Nearly half of Hispanics worry they or someone close to them will be deported and 40 percent citing serious concerns about their place in the U.S., a Pew Research Center survey indicates.

There are some 57 million Hispanics in the United States, the fastest-growing demographic group in the country. Some 66 percent were born here, and 30 percent of Hispanics born elsewhere are lawful permanent residents.

Trump has raised anxiety in the community with his plans to deport the estimated 11 million immigrants, most of them Hispanic, in the United States illegally and his plans to build a massive wall along the border with Mexico.
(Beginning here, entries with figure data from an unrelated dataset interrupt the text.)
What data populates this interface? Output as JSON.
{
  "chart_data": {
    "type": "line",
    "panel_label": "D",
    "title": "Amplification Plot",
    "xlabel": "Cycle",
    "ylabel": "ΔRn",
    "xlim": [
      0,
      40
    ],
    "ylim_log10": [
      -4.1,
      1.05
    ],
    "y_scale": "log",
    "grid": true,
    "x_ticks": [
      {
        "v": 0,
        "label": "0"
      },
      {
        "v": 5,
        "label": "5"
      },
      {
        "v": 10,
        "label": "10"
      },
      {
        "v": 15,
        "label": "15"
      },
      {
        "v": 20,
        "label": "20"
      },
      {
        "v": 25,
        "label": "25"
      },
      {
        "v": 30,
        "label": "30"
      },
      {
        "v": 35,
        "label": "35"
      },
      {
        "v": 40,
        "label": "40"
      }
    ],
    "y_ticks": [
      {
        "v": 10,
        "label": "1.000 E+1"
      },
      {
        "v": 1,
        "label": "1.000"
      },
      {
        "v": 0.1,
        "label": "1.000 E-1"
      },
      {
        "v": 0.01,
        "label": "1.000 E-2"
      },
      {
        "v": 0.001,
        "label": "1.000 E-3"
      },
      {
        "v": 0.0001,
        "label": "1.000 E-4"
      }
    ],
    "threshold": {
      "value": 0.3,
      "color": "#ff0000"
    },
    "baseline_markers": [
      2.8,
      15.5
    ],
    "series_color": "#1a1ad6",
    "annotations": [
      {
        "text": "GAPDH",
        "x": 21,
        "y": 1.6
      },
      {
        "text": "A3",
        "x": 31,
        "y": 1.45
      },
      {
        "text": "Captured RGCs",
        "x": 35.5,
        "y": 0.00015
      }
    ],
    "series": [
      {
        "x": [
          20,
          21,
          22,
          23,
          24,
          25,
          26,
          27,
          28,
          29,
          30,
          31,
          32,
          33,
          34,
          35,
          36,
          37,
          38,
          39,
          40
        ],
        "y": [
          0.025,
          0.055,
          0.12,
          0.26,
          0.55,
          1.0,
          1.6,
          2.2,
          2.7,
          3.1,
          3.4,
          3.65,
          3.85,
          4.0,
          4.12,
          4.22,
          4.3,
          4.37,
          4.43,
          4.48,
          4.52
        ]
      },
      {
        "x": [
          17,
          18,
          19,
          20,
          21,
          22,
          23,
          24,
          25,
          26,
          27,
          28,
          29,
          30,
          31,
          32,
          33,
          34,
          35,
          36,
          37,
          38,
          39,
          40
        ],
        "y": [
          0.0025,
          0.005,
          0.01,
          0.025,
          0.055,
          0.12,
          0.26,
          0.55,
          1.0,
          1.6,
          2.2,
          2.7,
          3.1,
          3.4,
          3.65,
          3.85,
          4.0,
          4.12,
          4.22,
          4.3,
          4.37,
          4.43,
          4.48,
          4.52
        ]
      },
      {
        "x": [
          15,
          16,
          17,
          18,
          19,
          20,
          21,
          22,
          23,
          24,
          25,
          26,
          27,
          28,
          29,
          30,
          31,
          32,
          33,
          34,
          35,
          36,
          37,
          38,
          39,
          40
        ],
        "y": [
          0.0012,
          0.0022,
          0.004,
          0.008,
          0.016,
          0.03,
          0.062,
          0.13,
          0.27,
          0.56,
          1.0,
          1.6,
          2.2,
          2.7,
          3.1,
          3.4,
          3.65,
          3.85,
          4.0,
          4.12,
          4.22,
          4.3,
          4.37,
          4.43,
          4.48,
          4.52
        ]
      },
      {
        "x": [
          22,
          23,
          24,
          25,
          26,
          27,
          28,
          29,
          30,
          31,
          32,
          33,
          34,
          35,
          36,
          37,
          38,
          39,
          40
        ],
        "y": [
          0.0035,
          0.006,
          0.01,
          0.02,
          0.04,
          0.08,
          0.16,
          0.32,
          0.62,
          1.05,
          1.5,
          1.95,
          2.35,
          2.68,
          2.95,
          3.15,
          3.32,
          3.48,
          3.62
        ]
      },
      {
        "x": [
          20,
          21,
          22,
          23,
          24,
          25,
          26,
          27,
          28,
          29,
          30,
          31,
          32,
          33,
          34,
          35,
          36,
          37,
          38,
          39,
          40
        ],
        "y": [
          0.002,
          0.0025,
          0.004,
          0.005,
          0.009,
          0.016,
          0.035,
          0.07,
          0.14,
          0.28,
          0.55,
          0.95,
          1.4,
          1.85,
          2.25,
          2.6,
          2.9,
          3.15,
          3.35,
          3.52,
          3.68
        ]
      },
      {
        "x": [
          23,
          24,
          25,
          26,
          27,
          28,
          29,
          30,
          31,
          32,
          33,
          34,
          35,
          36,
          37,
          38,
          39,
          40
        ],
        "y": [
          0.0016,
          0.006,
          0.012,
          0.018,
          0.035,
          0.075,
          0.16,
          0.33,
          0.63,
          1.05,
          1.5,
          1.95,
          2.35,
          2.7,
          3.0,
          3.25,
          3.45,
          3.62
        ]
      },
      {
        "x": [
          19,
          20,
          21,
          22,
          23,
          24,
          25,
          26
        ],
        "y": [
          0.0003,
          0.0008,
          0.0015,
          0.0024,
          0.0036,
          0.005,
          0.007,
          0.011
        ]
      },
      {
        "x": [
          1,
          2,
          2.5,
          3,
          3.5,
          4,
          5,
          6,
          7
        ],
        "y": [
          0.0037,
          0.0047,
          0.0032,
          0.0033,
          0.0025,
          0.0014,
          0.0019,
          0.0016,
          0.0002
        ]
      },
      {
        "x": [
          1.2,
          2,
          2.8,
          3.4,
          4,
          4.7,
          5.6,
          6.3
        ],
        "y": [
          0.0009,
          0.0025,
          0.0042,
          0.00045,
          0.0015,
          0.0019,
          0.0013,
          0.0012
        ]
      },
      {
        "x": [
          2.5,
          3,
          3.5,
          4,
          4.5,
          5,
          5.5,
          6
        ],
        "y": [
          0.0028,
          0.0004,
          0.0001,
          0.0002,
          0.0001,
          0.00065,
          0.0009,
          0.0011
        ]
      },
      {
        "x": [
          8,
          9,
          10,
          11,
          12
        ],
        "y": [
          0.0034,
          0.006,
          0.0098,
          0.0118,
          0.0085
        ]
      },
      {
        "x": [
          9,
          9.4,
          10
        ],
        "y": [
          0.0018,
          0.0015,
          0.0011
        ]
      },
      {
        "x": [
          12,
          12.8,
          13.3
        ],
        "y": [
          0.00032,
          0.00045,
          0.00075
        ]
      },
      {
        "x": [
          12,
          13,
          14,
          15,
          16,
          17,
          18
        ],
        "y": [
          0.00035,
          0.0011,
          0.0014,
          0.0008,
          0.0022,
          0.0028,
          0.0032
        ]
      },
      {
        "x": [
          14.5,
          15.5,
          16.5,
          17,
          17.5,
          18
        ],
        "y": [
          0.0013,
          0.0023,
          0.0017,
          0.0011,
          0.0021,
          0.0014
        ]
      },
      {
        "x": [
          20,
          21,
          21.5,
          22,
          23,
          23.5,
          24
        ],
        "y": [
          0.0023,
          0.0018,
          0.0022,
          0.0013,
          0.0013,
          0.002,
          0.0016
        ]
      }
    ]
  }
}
Hispanic immigrants without U.S. citizenship or green cards were more likely to express concern than those born in the U.S. or those with permanent residency, the Pew survey released Thursday indicated. Fifty-five percent of unauthorized immigrants expressed concern compared to 38 percent of U.S.-born Hispanics.

Nearly half of Hispanics, 49 percent, said they don’t see a change in the situation for Hispanics compared to a year ago while 32 percent said the situation has worsened, and 16 percent said the situation has improved. The percentage of those who perceive a worsening situation has increased 15 percent since 2013.

Nearly three-quarters (73 percent) of the 1,001 Hispanics surveyed Dec. 7-Jan. 15 said the government’s top priority should be protecting the country from terrorist attacks (69 percent), followed by the economy (66 percent). Healthcare and immigration reform were cited by 54 percent and 46 percent of those queried, respectively.

Forty-seven percent of respondents said, regardless of their own status, they worry “a lot” or “some” about themselves or someone close to them being deported.

Forty percent said they think Trump will be a poor or terrible president while 28 percent said he will be average, and 22 percent said he would be good or great. Among Hispanic Republicans, 53 percent said Trump would be good or great while 58 percent of Hispanic Democrats said Trump would be poor or terrible.